If they are playing Scrabble, for example, they can refer to the Scrabble online dictionary to settle any disputes. They are also familiar with the www.sg website, where they can do everything from booking cinema tickets to ordering satay for a barbeque.
Recently, they discovered the joy of watching movies and listening to songs on YouTube. When my two-year-old son had scabies, his sisters did research online to find out how to handle the disease. When they went on a tour with their grandmother to Penang, my seven- and eight-year-olds uploaded photographs from the trip onto their blogs. Our family even posted a recipe online on how to make our favourite fruitcake.
As you can see, the Internet plays a prominent role in our family life. Thus, we have two broadband connections and six laptops in our household. But our children are not allowed to download any computer games or play any local network games.
They are not allowed to surf the Net in the privacy of their own bedroom. All computer activities are done in the public domain of the living-cum-studying area. But is this enough protection for our children, whose ages range from two to 18?

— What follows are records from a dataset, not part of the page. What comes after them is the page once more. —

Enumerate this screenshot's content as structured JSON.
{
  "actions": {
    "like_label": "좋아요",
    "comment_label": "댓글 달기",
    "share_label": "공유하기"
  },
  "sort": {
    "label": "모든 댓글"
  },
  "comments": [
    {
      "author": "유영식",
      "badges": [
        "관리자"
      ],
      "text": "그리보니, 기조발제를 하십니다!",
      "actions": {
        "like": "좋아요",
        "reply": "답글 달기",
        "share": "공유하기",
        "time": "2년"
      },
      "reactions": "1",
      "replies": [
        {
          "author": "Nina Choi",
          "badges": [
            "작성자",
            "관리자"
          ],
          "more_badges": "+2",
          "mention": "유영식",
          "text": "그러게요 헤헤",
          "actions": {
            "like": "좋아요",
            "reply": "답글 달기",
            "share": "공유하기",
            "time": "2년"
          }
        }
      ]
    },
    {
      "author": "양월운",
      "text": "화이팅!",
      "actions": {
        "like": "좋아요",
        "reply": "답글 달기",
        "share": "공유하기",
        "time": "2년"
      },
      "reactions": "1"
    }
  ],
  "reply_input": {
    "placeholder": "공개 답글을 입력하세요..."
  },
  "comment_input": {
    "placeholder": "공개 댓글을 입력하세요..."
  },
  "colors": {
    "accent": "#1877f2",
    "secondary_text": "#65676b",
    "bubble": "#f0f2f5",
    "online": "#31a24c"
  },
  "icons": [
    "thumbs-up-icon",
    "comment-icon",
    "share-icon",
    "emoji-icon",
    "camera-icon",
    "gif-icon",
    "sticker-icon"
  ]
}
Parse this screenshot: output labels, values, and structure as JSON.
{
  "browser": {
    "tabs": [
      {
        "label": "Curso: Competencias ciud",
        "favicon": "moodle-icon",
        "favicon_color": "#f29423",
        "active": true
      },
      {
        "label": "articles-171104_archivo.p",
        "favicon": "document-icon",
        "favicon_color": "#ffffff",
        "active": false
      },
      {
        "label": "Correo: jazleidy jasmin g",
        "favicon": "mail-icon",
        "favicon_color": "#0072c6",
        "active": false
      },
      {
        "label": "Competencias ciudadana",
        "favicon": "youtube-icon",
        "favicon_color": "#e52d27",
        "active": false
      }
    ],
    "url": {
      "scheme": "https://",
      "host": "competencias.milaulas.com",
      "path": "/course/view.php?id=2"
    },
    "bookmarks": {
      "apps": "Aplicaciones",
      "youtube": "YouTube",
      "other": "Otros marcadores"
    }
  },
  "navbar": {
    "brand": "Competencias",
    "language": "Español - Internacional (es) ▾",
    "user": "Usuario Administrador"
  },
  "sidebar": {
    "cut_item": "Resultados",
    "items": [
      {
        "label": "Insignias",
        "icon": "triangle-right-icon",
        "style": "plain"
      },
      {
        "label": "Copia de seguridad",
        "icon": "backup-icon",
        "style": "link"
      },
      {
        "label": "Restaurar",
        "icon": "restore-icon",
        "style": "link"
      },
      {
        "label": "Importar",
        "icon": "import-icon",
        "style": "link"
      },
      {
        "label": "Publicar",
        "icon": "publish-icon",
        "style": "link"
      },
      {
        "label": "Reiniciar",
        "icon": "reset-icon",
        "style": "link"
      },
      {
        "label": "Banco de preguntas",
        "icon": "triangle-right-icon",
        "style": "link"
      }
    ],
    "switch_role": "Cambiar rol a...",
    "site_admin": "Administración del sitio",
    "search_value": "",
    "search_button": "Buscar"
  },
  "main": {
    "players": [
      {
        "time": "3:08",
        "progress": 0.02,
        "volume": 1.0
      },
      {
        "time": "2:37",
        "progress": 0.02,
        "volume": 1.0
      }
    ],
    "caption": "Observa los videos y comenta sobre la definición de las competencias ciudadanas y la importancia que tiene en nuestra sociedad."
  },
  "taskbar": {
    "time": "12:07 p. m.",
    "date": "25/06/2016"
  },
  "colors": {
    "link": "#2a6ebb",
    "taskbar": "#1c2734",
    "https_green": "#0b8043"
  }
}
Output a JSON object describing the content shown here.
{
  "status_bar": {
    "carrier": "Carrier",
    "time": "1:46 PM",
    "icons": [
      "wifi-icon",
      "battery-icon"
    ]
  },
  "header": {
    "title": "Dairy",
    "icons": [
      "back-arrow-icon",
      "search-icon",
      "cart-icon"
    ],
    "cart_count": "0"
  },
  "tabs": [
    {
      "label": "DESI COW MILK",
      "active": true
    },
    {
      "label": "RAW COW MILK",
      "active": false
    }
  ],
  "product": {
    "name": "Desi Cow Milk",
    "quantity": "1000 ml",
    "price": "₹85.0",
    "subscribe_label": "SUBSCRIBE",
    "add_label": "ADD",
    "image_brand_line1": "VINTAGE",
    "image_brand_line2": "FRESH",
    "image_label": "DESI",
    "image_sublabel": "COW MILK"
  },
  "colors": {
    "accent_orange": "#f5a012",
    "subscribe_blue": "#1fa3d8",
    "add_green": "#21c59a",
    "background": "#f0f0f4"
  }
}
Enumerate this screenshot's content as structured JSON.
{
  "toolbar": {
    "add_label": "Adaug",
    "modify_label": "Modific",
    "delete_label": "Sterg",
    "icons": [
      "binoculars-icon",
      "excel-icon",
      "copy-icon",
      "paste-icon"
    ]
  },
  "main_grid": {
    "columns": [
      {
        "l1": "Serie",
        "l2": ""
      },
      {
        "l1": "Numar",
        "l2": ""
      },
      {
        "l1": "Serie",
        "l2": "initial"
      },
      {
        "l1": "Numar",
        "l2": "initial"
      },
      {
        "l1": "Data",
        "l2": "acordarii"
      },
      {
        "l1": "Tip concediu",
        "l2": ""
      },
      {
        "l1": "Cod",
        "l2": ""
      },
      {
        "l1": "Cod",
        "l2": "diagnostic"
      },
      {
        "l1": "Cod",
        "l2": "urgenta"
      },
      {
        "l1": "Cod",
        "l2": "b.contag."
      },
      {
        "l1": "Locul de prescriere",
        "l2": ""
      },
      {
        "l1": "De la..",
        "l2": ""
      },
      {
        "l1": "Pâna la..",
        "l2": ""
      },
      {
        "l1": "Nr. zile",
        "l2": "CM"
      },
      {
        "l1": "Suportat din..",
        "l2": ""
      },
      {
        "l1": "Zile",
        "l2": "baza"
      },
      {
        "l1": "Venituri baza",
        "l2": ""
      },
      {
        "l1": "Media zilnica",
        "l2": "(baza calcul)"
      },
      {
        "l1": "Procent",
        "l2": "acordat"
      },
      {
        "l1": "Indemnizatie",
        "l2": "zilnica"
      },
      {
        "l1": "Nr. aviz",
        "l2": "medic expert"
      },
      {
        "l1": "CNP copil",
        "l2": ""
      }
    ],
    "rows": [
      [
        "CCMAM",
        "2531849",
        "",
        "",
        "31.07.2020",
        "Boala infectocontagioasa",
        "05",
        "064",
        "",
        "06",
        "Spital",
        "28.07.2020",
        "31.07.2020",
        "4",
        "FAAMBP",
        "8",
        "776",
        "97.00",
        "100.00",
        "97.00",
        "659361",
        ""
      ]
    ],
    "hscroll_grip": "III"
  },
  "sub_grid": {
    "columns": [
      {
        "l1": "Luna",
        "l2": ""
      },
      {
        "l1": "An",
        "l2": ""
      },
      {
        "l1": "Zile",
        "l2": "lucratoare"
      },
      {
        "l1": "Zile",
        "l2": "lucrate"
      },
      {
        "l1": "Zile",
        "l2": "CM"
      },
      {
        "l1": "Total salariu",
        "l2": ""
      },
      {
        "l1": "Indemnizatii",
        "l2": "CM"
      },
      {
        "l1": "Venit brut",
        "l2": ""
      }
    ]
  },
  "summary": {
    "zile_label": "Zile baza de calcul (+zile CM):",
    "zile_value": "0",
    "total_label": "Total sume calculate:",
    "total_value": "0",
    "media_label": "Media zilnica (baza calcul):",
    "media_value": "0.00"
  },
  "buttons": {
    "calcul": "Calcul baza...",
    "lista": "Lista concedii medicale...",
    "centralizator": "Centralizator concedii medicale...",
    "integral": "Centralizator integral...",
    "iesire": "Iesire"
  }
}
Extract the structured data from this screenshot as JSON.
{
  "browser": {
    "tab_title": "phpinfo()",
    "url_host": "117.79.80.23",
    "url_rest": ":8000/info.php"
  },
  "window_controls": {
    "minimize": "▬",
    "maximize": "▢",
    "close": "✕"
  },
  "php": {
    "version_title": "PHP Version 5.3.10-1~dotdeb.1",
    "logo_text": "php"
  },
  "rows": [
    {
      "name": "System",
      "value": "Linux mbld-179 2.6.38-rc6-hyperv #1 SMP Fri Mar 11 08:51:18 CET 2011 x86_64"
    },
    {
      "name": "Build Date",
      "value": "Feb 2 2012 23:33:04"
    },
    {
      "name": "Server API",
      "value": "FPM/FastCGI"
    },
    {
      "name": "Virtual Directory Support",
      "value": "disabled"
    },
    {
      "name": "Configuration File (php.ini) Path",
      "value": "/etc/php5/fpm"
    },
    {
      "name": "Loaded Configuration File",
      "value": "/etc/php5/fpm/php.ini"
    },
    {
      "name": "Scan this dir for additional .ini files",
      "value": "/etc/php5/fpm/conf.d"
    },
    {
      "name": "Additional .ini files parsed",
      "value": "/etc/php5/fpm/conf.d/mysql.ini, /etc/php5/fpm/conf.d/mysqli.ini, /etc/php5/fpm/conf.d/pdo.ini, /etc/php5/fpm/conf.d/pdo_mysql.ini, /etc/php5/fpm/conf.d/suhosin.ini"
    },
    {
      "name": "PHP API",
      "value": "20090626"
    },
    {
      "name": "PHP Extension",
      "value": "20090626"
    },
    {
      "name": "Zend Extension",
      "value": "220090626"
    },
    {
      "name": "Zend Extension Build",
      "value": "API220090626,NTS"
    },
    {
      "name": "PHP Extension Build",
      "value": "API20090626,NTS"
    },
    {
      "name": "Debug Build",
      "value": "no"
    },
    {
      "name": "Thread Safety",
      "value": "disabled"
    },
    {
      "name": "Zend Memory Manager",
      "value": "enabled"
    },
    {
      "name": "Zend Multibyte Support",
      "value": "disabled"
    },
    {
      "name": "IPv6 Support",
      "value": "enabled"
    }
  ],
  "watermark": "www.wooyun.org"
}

Because of their experience in getting real-time information from useful websites, they might develop the belief that everything that is published on websites is true.
.Perhaps this is what happened to Abdul Basheer, a bright young lawyer who studied at one of Singapore's top junior colleges and graduated from a local university. He could have used the Net to blog, exchange views and information, do research or collect information in his course of work as a lawyer. In the process, he could have made the critical assumption that everything that is published online is true — and allowed his worldview to be shaped by the radical discourse he looked up on the Internet.
Maybe he was brought up not to challenge, question or be sceptical about any reading material that was presented to him. He could have been trained to accept knowledge as something cast in stone and hence, did not find it necessary to check the reports' reliability, credibility or authority. In such an environment, it is not difficult to see why he was seduced.
I remember that when I was growing up in the '70s, I was presented with a set of comic books that disparaged a particular religion. I was upset — the arguments presented were logical and the pictures were well-drawn enough to create fear in my mind.
A nun then explained to me that not everything that is printed is true. She encouraged me to refer to other books to see if the views presented in the comics could stand up to scrutiny. I was glad she did not adopt a dogmatic attitude and demand that I accept her view based on faith alone.
The danger of self-radicalisation has become a source of worry for our society and no longer remains a concern for intelligence services alone. Radical ideas and extreme propaganda in cyberspace are here to stay. The only way to protect our society from this phenomenon is to develop a healthy sense of sceptism.
But who has the responsibility of ensuring our children are protected from self-radicalisation? It is easy to point the finger at schools and the education system, and demand they take on this role. However, a holistic approach has to be adopted. The family has a critical role to play in developing good values in children, while society must not be afraid to proclaim certain basic human values that transcend the different religions in Singapore.